Is hyper-v networking still somehow configurable from the 'host', or is it undesirable for containers unless you don't want to do anything to the network (in software on that machine)?

[im3w1l]

So WSL1 is reverse wine basically?

[pjmlp]

Nope, WSL 1 uses pico processes, a technology based on Drawbridge research.

https://www.microsoft.com/en-us/research/project/drawbridge/

https://docs.microsoft.com/en-us/archive/blogs/wsl/windows-s...

https://channel9.msdn.com/Blogs/Seth-Juarez/Windows-Subsyste...

It is a bit more advanced than Wine, with first class support from NT kernel.

Whereas WSL 2 uses Hyper-V, which is a type 1 hypervisor, all OSes run as guest, including Windows itself.

[apetresc]

Not _exactly_, but it's a pretty close analogy. Certainly moreso than WSL2 is.

[buran77]

As far as I know this is how Hyper-V worked since at least Windows 8(.1?). Installing the role would relegate the Windows OS to guest VM status, albeit with more privileges than any other VM.

Microsoft should make it more obvious since most Windows 10 users shouldn't be expected to make this distinction by themselves.

[zokier]

> Everything is running on Windows. The VM runs on Windows

As far as I understand, that is not quite right. With WSL2, everything is running on Hyper-V, the VM and Windows both run in parallel on Hyper-V.

[rbanffy]

Wow! Just installing WSL-2 makes such a fundamental change to how Windows itself runs?

[ahoka]

Enabling hyper-v does.

[andrewflnr]

> If you want Linux to use a firewall then install one into it

Granted, I don't know much about WSL, but that's a very surprising model to me. I would naively assume that anything in userspace is controlled by the Windows OS-level firewall, not that Linux gets to emit raw packets. To say the least, I'm a little more hesitant than you are to call that reasonable.

[smw]

As mentioned other places int the article, in the WSL2 model, Linux is running under a Hyper-V hypervisor, and isn't in user space.

[donor20]

Huh - you want linux distributions to have to play with the windows firewall rules? You want windows firewall getting messed up by linux containers?

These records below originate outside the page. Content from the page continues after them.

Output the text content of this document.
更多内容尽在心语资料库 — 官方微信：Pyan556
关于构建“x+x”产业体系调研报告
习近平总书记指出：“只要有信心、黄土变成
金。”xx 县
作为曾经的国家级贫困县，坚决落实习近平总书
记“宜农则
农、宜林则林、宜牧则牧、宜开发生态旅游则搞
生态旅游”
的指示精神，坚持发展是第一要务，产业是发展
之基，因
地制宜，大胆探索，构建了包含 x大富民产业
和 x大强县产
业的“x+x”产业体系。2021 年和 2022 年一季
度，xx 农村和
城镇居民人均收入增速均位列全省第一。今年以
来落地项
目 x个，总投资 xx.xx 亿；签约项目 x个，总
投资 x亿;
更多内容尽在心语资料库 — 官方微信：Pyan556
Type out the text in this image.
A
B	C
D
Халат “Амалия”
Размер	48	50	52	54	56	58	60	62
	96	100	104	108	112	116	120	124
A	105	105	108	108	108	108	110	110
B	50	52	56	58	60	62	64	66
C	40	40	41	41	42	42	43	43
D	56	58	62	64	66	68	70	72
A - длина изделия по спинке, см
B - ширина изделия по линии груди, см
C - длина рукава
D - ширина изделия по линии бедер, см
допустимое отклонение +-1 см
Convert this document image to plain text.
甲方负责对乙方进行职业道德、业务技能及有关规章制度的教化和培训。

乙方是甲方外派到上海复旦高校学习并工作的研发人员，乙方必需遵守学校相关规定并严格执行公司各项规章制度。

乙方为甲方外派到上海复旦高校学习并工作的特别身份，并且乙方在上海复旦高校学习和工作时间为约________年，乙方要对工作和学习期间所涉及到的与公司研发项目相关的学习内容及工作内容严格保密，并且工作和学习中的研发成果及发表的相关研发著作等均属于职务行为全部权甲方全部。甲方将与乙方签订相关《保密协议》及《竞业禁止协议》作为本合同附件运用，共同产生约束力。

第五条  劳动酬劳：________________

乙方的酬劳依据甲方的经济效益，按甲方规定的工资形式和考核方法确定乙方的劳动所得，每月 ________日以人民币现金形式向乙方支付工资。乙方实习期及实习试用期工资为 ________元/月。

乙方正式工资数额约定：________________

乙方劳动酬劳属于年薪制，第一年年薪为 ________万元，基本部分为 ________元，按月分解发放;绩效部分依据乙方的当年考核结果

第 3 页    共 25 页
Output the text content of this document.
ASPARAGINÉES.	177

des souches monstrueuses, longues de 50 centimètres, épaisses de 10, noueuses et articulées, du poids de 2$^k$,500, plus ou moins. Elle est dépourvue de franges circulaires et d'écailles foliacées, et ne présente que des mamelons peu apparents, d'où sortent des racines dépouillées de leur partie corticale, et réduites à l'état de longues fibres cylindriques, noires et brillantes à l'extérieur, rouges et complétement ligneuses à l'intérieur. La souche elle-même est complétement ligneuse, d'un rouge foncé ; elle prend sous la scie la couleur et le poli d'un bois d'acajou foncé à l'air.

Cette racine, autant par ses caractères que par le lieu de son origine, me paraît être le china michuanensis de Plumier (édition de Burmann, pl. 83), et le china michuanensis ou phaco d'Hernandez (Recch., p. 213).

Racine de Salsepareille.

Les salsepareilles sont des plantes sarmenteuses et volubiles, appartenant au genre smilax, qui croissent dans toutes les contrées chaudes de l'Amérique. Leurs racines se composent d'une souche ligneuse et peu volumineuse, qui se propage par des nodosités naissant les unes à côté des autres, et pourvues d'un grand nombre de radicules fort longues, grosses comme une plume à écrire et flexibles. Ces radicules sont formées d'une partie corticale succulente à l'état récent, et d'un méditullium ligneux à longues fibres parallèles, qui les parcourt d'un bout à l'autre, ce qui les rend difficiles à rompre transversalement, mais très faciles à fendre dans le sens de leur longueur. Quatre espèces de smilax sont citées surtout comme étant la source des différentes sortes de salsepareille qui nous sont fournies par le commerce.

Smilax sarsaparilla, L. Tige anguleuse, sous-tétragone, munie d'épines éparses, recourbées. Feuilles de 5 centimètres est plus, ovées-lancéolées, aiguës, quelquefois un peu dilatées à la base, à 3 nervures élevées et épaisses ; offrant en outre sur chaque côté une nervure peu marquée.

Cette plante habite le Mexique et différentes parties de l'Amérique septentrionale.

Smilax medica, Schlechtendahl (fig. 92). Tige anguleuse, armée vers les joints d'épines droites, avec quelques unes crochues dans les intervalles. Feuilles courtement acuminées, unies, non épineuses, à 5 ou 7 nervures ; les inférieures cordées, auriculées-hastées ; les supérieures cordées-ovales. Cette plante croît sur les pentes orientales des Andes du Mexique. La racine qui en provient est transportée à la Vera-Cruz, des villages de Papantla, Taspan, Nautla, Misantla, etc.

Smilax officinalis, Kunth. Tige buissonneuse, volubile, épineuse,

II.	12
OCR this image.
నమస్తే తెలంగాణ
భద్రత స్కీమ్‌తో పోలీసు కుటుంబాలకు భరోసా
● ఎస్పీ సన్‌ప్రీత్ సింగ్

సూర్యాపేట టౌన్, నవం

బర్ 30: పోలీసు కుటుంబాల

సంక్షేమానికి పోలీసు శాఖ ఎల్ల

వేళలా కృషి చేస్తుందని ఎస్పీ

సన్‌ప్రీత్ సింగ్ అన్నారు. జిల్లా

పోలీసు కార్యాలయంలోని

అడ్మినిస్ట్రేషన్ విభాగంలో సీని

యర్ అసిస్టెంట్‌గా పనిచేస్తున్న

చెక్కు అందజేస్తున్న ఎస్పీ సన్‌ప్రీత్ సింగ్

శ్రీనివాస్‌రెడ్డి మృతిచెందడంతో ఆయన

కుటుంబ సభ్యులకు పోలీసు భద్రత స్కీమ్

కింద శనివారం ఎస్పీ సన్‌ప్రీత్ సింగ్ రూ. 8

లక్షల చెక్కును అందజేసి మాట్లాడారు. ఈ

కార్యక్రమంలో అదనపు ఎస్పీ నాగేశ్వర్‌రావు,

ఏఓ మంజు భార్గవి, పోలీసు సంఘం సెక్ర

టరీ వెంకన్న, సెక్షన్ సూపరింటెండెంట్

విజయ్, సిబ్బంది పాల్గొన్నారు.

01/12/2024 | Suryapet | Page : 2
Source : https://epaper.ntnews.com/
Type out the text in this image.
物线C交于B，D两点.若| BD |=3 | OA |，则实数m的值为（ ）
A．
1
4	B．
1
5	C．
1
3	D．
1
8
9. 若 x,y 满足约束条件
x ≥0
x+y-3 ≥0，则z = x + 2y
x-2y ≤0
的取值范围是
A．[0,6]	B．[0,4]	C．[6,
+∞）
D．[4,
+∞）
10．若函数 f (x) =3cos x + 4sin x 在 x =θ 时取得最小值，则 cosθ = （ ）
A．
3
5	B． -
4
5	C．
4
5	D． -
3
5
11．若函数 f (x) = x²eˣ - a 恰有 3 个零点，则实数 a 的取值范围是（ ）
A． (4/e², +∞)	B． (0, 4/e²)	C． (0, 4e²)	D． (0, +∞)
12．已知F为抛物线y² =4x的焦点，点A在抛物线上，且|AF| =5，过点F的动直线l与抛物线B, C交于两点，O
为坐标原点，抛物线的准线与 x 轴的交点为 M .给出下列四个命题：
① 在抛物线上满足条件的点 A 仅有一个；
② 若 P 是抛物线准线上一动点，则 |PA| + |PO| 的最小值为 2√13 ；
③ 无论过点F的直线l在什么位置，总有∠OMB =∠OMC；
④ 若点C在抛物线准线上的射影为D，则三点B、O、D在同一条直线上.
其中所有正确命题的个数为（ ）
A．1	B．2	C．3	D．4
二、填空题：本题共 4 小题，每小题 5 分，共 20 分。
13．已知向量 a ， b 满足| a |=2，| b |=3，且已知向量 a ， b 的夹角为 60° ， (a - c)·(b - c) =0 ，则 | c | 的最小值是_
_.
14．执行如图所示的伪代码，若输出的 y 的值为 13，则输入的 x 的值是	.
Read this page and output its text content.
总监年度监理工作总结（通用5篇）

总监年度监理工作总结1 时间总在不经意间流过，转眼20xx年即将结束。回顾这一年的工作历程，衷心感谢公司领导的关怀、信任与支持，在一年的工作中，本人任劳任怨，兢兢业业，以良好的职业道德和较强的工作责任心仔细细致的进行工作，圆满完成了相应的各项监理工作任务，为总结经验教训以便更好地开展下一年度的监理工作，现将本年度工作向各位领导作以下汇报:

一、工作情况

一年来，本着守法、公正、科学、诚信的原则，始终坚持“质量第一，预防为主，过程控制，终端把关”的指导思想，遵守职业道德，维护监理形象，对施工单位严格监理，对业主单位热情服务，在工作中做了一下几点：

These VPN authors are just idiots - let's stop over complicating things. Half the time people LIKE that they can use linux firewall features on their linux hosts for stuff.

[MiroF]

No, I'm pretty sure that is the exact opposite of what they are saying.

Maybe work on your reading comprehension?

[donor20]

Here is what they say is the "leak"

"How it leaks

WSL2 uses Hyper-V virtual networking and therein lies the problem. The Hyper-V Virtual Ethernet Adapter passes traffic to and from guests without letting the host’s firewall inspect the packets"

So they are complaining that the linux subsystem and distribution packets are not processed by the windows firewall. I don't know what to tell you, but the idea that the windows firewall should be in the mix on a fedora distro seems a bit rediculous?

[MiroF]

You didn't reply to the article directly, you replied to a comment on the article - one that was making the exact point that you are repeating.

[donor20]

I thought they were saying microsoft needs to document this third party software behavior. Definitely the VPN folks should document this.